Da gab es allerdings nicht allzuviel Wange zu reiben. Dafür, daß er einigermaßen jung an Jahren war, bestimmt nicht mehr als fünfundvierzig, sah er ungewöhnlich abgezehrt und hohlwangig aus. Die Gesichtshaut spannte sich um Knorpel und Knochen wie der Handschuh um die Hand eines Chirurgen. Diesen Kopf in einen Totenschädel zu verwandeln würde der Natur nicht viel Mühe abverlangen, dachte ich bei mir, und nur den Nahestehendsten würde ein Unterschied auffallen.

»Oh, sie hat aber mächtig zugelangt!« murmelte er. »Und das mir, der ich ein wenig die trübe Stimmung vertreiben wollte. Aber so ist das eben mit diesen perfekten Sekretärinnen: gute Arbeitsmoral, alles zu seiner Zeit. Und jeder Mensch kann überreizt reagieren, wenn Sie einfach so hereinplatzen. Sieht man’s? Sie haben für uns doch bestimmt keinen Spiegel, oder? Aber Anita hat bestimmt irgendwo einen ...«

Er holte aus einem der Schreibtische eine Handtasche hervor und begann darin zu wühlen. Schließlich fand er, wonach er suchte, und begutachtete kritisch sein Gesicht.
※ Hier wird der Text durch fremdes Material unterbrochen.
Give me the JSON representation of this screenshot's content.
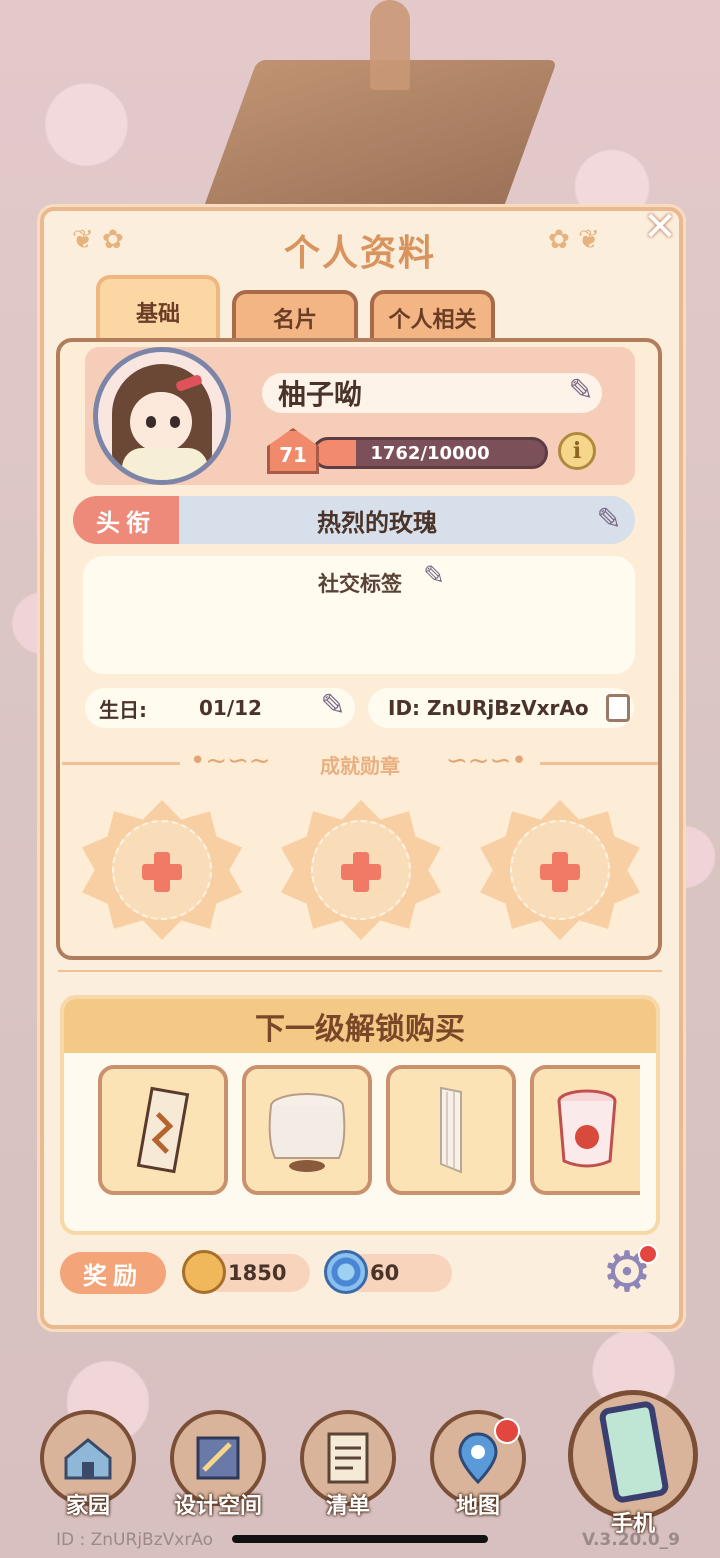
{
  "panel": {
    "title": "个人资料"
  },
  "tabs": [
    {
      "label": "基础",
      "active": true
    },
    {
      "label": "名片",
      "active": false
    },
    {
      "label": "个人相关",
      "active": false
    }
  ],
  "profile": {
    "name": "柚子呦",
    "level": "71",
    "xp_text": "1762/10000",
    "xp_fraction": 0.1762,
    "title_tag": "头衔",
    "title_value": "热烈的玫瑰",
    "social_label": "社交标签",
    "birthday_label": "生日:",
    "birthday_value": "01/12",
    "id_text": "ID: ZnURjBzVxrAo"
  },
  "medals": {
    "title": "成就勋章"
  },
  "unlock": {
    "title": "下一级解锁购买"
  },
  "rewards": {
    "label": "奖励",
    "coins": "1850",
    "gems": "60"
  },
  "nav": [
    {
      "label": "家园",
      "icon": "house-icon"
    },
    {
      "label": "设计空间",
      "icon": "blueprint-icon"
    },
    {
      "label": "清单",
      "icon": "list-icon"
    },
    {
      "label": "地图",
      "icon": "map-pin-icon"
    },
    {
      "label": "手机",
      "icon": "phone-icon"
    }
  ],
  "footer": {
    "id": "ID : ZnURjBzVxrAo",
    "version": "V.3.20.0_9"
  },
  "colors": {
    "accent": "#d9935c",
    "panel_bg": "#fbeedd",
    "xp_fill": "#f28a6d",
    "title_tag": "#ee8a7a"
  }
}
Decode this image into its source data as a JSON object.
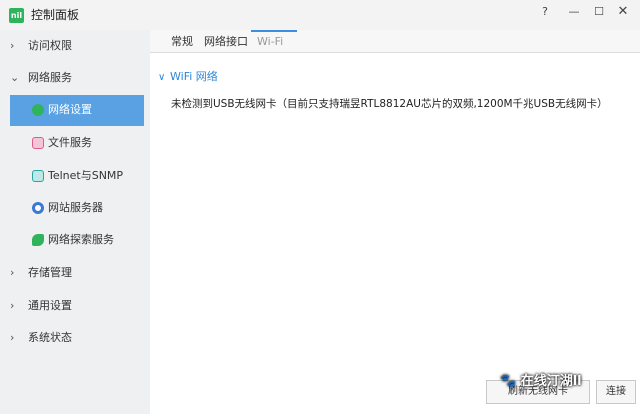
{
  "window": {
    "title": "控制面板",
    "logo_text": "nil",
    "controls": {
      "help": "?",
      "minimize": "—",
      "maximize": "☐",
      "close": "✕"
    }
  },
  "sidebar": {
    "groups": [
      {
        "label": "访问权限",
        "expanded": false
      },
      {
        "label": "网络服务",
        "expanded": true
      },
      {
        "label": "存储管理",
        "expanded": false
      },
      {
        "label": "通用设置",
        "expanded": false
      },
      {
        "label": "系统状态",
        "expanded": false
      }
    ],
    "network_items": [
      {
        "label": "网络设置",
        "icon": "globe-icon",
        "color": "#2fb35d",
        "active": true
      },
      {
        "label": "文件服务",
        "icon": "file-service-icon",
        "color": "#e05c8a",
        "active": false
      },
      {
        "label": "Telnet与SNMP",
        "icon": "terminal-icon",
        "color": "#2aa5a0",
        "active": false
      },
      {
        "label": "网站服务器",
        "icon": "web-server-icon",
        "color": "#3b78d8",
        "active": false
      },
      {
        "label": "网络探索服务",
        "icon": "discovery-icon",
        "color": "#2fb35d",
        "active": false
      }
    ]
  },
  "tabs": [
    {
      "label": "常规",
      "active": false
    },
    {
      "label": "网络接口",
      "active": false
    },
    {
      "label": "Wi-Fi",
      "active": true
    }
  ],
  "section": {
    "title": "WiFi 网络",
    "message": "未检测到USB无线网卡（目前只支持瑞昱RTL8812AU芯片的双频,1200M千兆USB无线网卡）"
  },
  "footer": {
    "primary_button": "刷新无线网卡",
    "secondary_button": "连接"
  },
  "watermark": "🐾 在线汀湖ll",
  "colors": {
    "accent": "#5aa1e3",
    "link": "#2d86d9",
    "brand": "#2fb35d"
  }
}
»Wird wohl eine ordentliche Beule geben ... apropos gewalttätige Menschen, jemand sollte sich um Dååbh kümmern. Eine einfache Hirnoperation würde bestimmt ausreichen. In der gegenwärtigen Verfassung ist er doch lebensgefährlich, in den nächsten Tagen erwürgt er jemanden. Ich habe ihn eben gewiß etwas provoziert, wollte mit Anita allein sein, um mich auf einen komplizierten Passus konzentrieren zu können ... ähm ja. Sagte nur etwas davon, daß ich Aktien hätte und setzte einen kleinen Scherz über die Bewegung obendrauf. Und statt zu grunzen und abzuziehen, wie er es sonst immer tut, ging er direkt auf mich los. Und dann stand er da, hat die Hände ausgebreitet und gerungen. Ist Ihnen schon mal aufgefallen, wie unnatürlich lang seine Arme sind? Muß in seiner Kindheit in der Bewegung viel Wasser getragen haben ...«

Der kleine Staatssekretär strich sich über das schwarze, nach hinten gekämmte Haar und drückte mit der Handinnenfläche ein Büschel nach hinten, bestimmt mehr aus Gewohnheit denn in der Hoffnung auf Erfolg.

»Und wie läuft es mit der Pädagogik, Herr Studienrat Nilsson?« fuhr er in seinem Monolog fort. »Man sagt doch, ein guter Lehrer wird nicht älter als 50 Jahre. Aber Sie sehen mir so aus, als hätten Sie das kritische Alter überschritten ...«

An dieser Stelle steckte Justizchef Rydlander den Kopf zur Tür herein – nach dem Anklopfen – und teilte dem Staatsminister mit, daß der Ministerpräsident am Telefon sei, und ich ergriff die willkommene Gelegenheit, um Raum und Staatssekretär zu verlassen.